Alex realized he’d been shaking his head ever so slightly in the negative, and couldn’t stop. This wasn’t an inconvenience, it was blowing the lid off their plans.

Alex wouldn’t survive. A hundred Tara’s couldn’t contain this. Rosa probably swayed around in the access room, going to town with a sledgehammer.

“We know this puts you in a bind,” Roy said, “but can you at least say something? Say that you understand?”

“Understand?” Alex heard himself say as if from a distance. “I understand I’m about to wake to the worst day of my life. That you two put the Lobby’s existence in jeopardy, perhaps my freedom, for your own pleasure.”

Both men frowned, their shoulders sagged.

“I understand that if they manage to shut down every back-up marcoserver, you’ll probably blink out of existence.”

“I’m on borrowed time,” Roy whispered.

If this gets out,” Charles said, “turn it into a humanitarian thing to keep the power on, like they’re killing us-“

“Stop,” Alex said. He swooned from the implications. A tiny part of him wished he could stay in here forever, but then that thought disgusted him.

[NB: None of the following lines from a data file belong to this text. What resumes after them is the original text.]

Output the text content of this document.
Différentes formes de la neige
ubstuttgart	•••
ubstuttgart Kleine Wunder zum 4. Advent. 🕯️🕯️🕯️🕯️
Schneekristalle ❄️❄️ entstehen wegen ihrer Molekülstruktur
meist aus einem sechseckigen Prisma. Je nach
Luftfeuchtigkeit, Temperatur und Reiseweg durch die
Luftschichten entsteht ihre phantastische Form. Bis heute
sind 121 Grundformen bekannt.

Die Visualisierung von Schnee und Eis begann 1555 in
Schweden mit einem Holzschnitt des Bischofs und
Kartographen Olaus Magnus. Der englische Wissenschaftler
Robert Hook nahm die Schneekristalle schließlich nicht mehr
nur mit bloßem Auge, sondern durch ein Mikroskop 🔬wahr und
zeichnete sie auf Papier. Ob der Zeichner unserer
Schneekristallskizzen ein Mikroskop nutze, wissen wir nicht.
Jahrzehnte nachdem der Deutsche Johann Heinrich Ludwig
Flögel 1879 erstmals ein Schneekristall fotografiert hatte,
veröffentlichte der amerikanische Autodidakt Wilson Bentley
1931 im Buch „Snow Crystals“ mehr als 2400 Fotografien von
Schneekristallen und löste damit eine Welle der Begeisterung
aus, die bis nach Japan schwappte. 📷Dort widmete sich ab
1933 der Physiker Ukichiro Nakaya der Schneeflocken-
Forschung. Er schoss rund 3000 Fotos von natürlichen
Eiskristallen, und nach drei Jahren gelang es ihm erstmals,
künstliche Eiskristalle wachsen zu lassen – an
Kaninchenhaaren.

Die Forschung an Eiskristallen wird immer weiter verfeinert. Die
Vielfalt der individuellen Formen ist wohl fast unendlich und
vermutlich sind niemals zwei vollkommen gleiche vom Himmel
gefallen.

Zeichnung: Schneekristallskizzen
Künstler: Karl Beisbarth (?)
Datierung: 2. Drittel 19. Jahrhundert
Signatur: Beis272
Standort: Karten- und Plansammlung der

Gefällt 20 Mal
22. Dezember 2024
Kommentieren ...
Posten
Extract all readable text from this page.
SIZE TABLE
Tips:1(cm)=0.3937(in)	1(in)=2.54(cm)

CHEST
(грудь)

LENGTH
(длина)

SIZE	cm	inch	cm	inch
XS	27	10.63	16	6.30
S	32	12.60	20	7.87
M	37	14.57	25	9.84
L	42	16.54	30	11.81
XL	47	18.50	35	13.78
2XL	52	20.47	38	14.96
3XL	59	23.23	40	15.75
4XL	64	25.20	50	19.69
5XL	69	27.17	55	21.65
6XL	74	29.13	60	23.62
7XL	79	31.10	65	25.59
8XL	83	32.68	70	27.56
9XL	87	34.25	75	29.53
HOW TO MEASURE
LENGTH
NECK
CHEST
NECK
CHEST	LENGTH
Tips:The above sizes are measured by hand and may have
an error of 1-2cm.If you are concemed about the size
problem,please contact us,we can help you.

All three men faced the clock. Alex would be logging out at any moment.

Probably heading to jail shortly after.

He wondered briefly if someone out there sold lobotomies?

“Alex.” Roy placed a hand on his friend’s arm. “Think about what this means for the world. Contain it if you can, but I say, let it free. Tell everyone. Join us.”

Join them? Crush Rosa? Abandon his responsibilities? The notion startled him. Turned his stomach. He could never be that selfish.

Leaning back, Roy said, “Either way, it’s no longer my concern. I’m out of that bullshit rat race and I can’t stress to you how good that feels. All I want to say is, I love you as a person and I hope very much to see you again.”

Charles uttered something Alex didn’t catch. A tingling coursed through his body. A familiar lightness swept over him as he looked from young face to young face and saw concern. He heard himself say he understood or maybe he cursed them, he couldn’t be sure. His world went cloudy as his consciousness transported him from this nightmare to a probable living Hell.